Berikut ini mimpi yang lain. Di pinggir jalan tanah di Kalimantan bagian selatan, berdiri sebuah rumah kayu satu kamar, disertai beberapa pohon pisang di halaman dan kebun sayur kecil di belakangnya. Di samping rumah itu ada seorang lelaki yang berjongkok mencuci sepeda motor Yamaha Jupiter Z. Warnanya merah, dan berkilat di bawah terik mentari saat lelaki itu membilas busa sabun.

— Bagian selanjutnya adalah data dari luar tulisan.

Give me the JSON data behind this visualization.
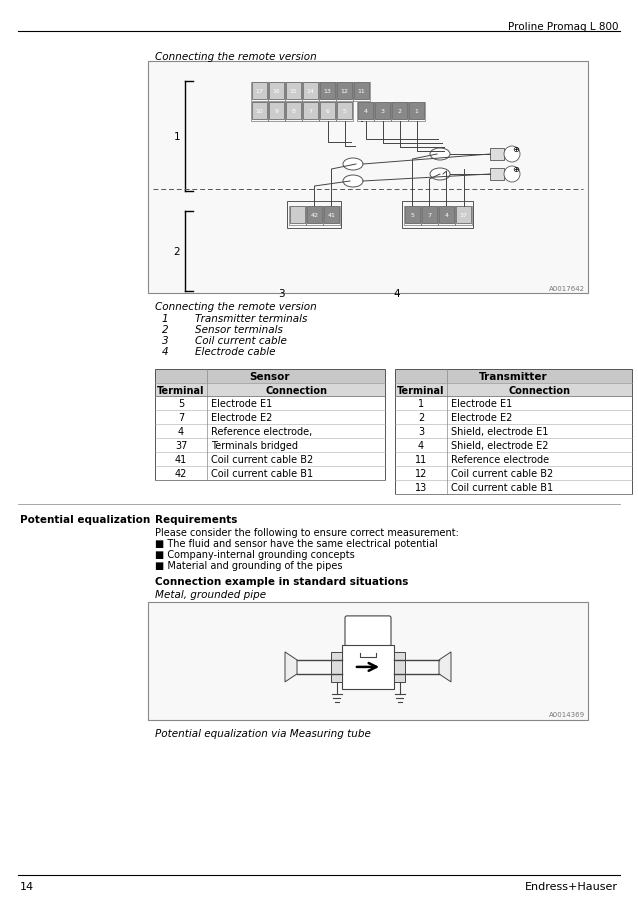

Nama lelaki itu, sebut saja Pak Wang. Dengan motor barunya, dia bisa pergi ke desa terdekat dalam beberapa menit, alih-alih berjalan di pinggir jalan raya selama hampir satu jam. Di desa itu dia bisa berkumpul dengan teman-temannya, membeli keperluan, mengunjungi kedai karaoke, dan menonton televisi di rumah makan milik pamannya. Dia bisa merasa menjadi bagian dari dunia ini.

Pak Wang ingin ponsel. Sebagian besar temannya telah punya, dan jika dia juga punya, akan lebih mudah baginya membuat rencana dengan mereka, bertanya mau malam mingguan ke mana, atau mengapel Unita, gadis cantik penjual buah di warung pinggir jalan di kota.

Jadi. Begini pesan bagi dunia. Jika kita ingin melindungi hutan Kalimantan, melestarikan bagian yang esensial dari keanekaragaman hayatinya yang mengagumkan, menjamin bahwa orangutan punya tempat untuk membuat sarang setiap malam, dan burung enggang punya buah untuk dimakan, katak terbang punya pohon untuk tempat tinggal, hanya ada satu cara untuk melakukannya. Kita perlu menemukan cara agar Pak Wang dapat membeli ponsel yang diinginkannya. Dan, setelah dia menikahi penjual buah yang cantik itu, temukan cara agar mereka bisa menjaga kesehatan anak-anak dan menyekolahkan mereka. Cara yang menawarkan masa depan yang lebih baik, tanpa harus mengubah hutan mereka menjadi perkebunan kelapa sawit atau lubang-lubang steril tambang terbuka.

Dan kita harus melakukannya saat masih ada yang bisa dilindungi.